Third, some workers who lost job will not get it back quickly, as they may experience a loss of skills or even become discouraged and exit the labor force. As we wrote earlier, it is very easy to lose job or become broke, but it takes more time and effort to get a new job – especially if generous unemployment benefits do not encourage to take quick actions – or to set up a new business, especially when one is confronted with the sea of uncertainty.
Fourth, “higher levels of government indebtedness, which would be exacerbated by fiscal expenditures that were necessary to combat the economic effects of the pandemic, could put downward pressure on growth in aggregate potential output.” Bravo, Fed, you finally realized that debt only borrows the economic growth from the future!
Fifth, there are significant risks to financial stability. A number of the FOMC members were concerned that banks and corporations could come under greater stress, if adverse scenarios for the spread of the pandemic and economic activity were realized. The high level of corporate debt and low energy prices exacerbates these risks.
Implications for Gold
The FOMC minutes reaffirms recent Powell’s interviews, speeches and testimonies that prepare investors for an unprecedented disaster in the second quarter and subdued economic activity later this year with significant downside risks. As Powell’s remarks were generally positive for the gold prices, the minutes should continue to be supportive for the yellow metal too, although the main message has been already known by investors.
However, the minutes show also two new things. First, they indicate that the FOMC members want to be more transparent regarding the future trajectory of interest rates. So, at the upcoming meeting, we could see important changes in the Fed’s forward guidance: “While participants agreed that the current stance of monetary policy remained appropriate, they noted that the Committee could, at upcoming meetings, further clarify its intentions with respect to its future monetary policy decisions.” Given the epidemiological – we are all epidemiologist now! – and economic situation, we expect dovish moves, which should be positive for gold prices.

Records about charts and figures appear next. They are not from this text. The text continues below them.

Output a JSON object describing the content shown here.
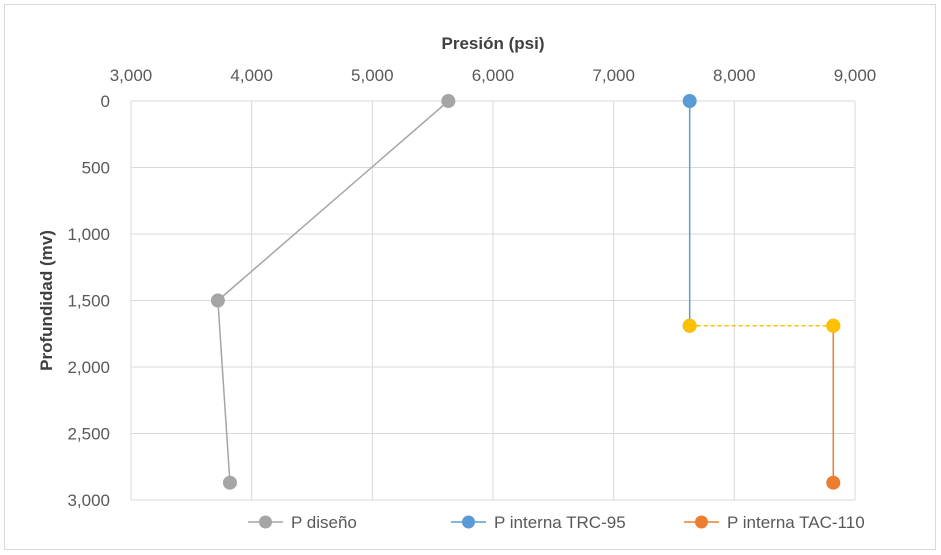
{
  "chart_data": {
    "type": "line",
    "xlabel": "Presión (psi)",
    "ylabel": "Profundidad (mv)",
    "xlim": [
      3000,
      9000
    ],
    "ylim": [
      0,
      3000
    ],
    "y_reversed": true,
    "x_axis_position": "top",
    "grid": true,
    "legend": "bottom",
    "x_ticks": [
      "3,000",
      "4,000",
      "5,000",
      "6,000",
      "7,000",
      "8,000",
      "9,000"
    ],
    "y_ticks": [
      "0",
      "500",
      "1,000",
      "1,500",
      "2,000",
      "2,500",
      "3,000"
    ],
    "series": [
      {
        "name": "P diseño",
        "color": "#a5a5a5",
        "x": [
          5630,
          3720,
          3820
        ],
        "y": [
          0,
          1500,
          2870
        ]
      },
      {
        "name": "P interna TRC-95",
        "color": "#5b9bd5",
        "x": [
          7630,
          7630
        ],
        "y": [
          0,
          1690
        ]
      },
      {
        "name": "P interna TAC-110",
        "color": "#ed7d31",
        "x": [
          8820,
          8820
        ],
        "y": [
          1690,
          2870
        ]
      }
    ],
    "connector": {
      "color": "#ffc000",
      "style": "dashed",
      "x": [
        7630,
        8820
      ],
      "y": [
        1690,
        1690
      ]
    }
  }
}
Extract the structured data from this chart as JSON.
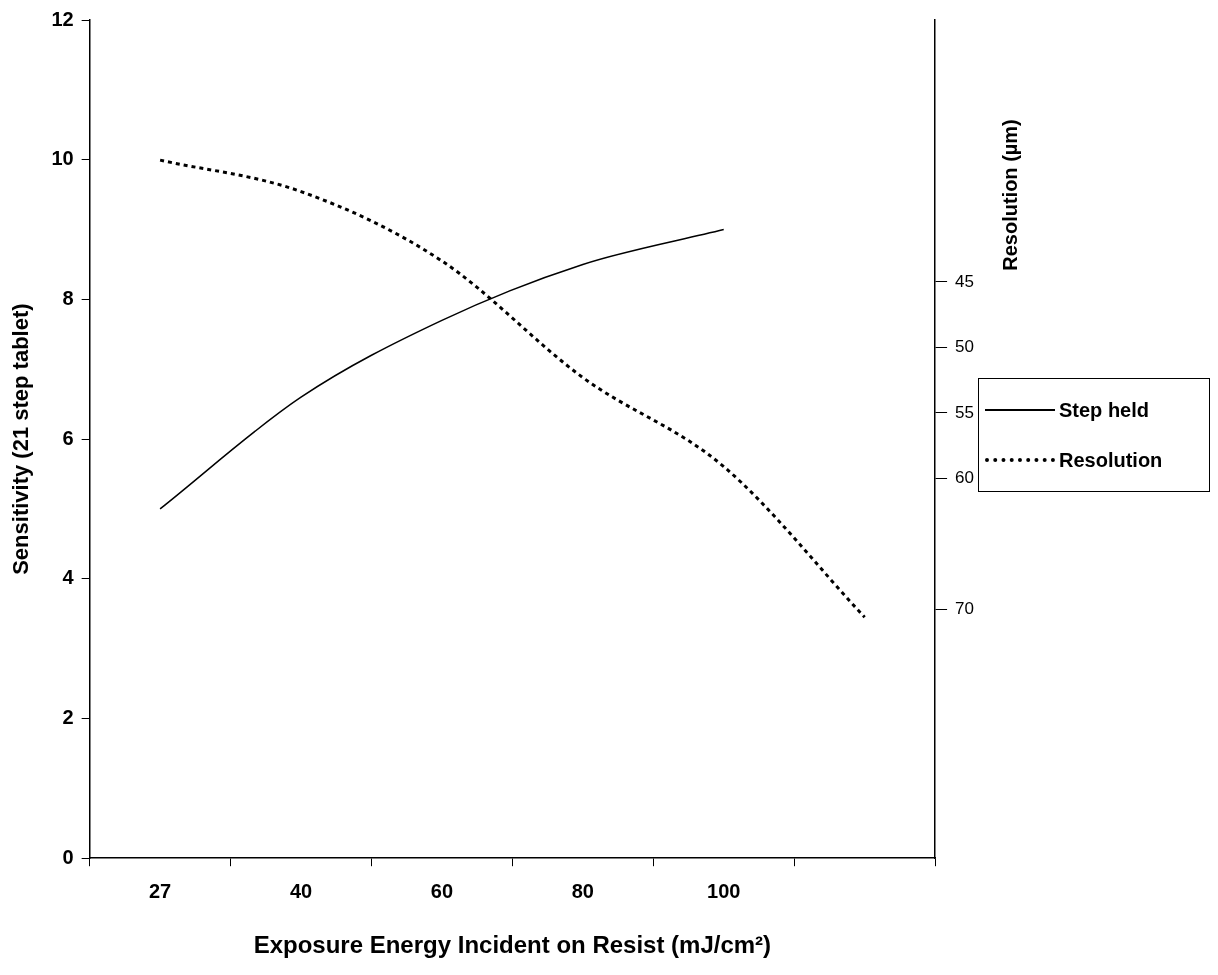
{
  "chart_data": {
    "type": "line",
    "xlabel": "Exposure Energy Incident on Resist (mJ/cm²)",
    "ylabel": "Sensitivity (21 step tablet)",
    "y2label": "Resolution (µm)",
    "categories": [
      "27",
      "40",
      "60",
      "80",
      "100",
      null
    ],
    "ylim": [
      0,
      12
    ],
    "yticks": [
      0,
      2,
      4,
      6,
      8,
      10,
      12
    ],
    "y2lim": [
      89,
      25
    ],
    "y2ticks": [
      45,
      50,
      55,
      60,
      70
    ],
    "series": [
      {
        "name": "Step held",
        "color": "#000000",
        "line_style": "solid",
        "values": [
          5.0,
          6.6,
          7.7,
          8.5,
          9.0,
          null
        ]
      },
      {
        "name": "Resolution",
        "color": "#000000",
        "line_style": "dotted",
        "axis": "y2",
        "values": [
          35.7,
          38.1,
          43.4,
          52.3,
          59.1,
          70.6
        ]
      }
    ],
    "grid": false,
    "legend": "right",
    "marker": "none"
  }
}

Second, the minutes show the increasing support for the yield-curve control:
Several participants remarked that a program of ongoing Treasury securities purchases could be used in the future to keep longer-term yields low. A few participants also noted that the balance sheet could be used to reinforce the Committee's forward guidance regarding the path of the federal funds rate through Federal Reserve purchases of Treasury securities on a scale necessary to keep Treasury yields at short- to medium-term maturities capped at specified levels for a period of time.
As the chart below shows, the real interest rates are already below zero. If the Fed decides to cap the bond yields, they will remain at ultra-low levels.
Chart 1: Real interest rates (red line, left axis, US 10-year inflation-indexed Treasury yields) and the price of gold (yellow line, right axis, London P.M. Fix)
The elimination of the upward pressure on the interest rates would be positive for the gold prices. Gold is a non-interest bearing assets, so it benefits from low real interest rates, in particular from negative interest rates.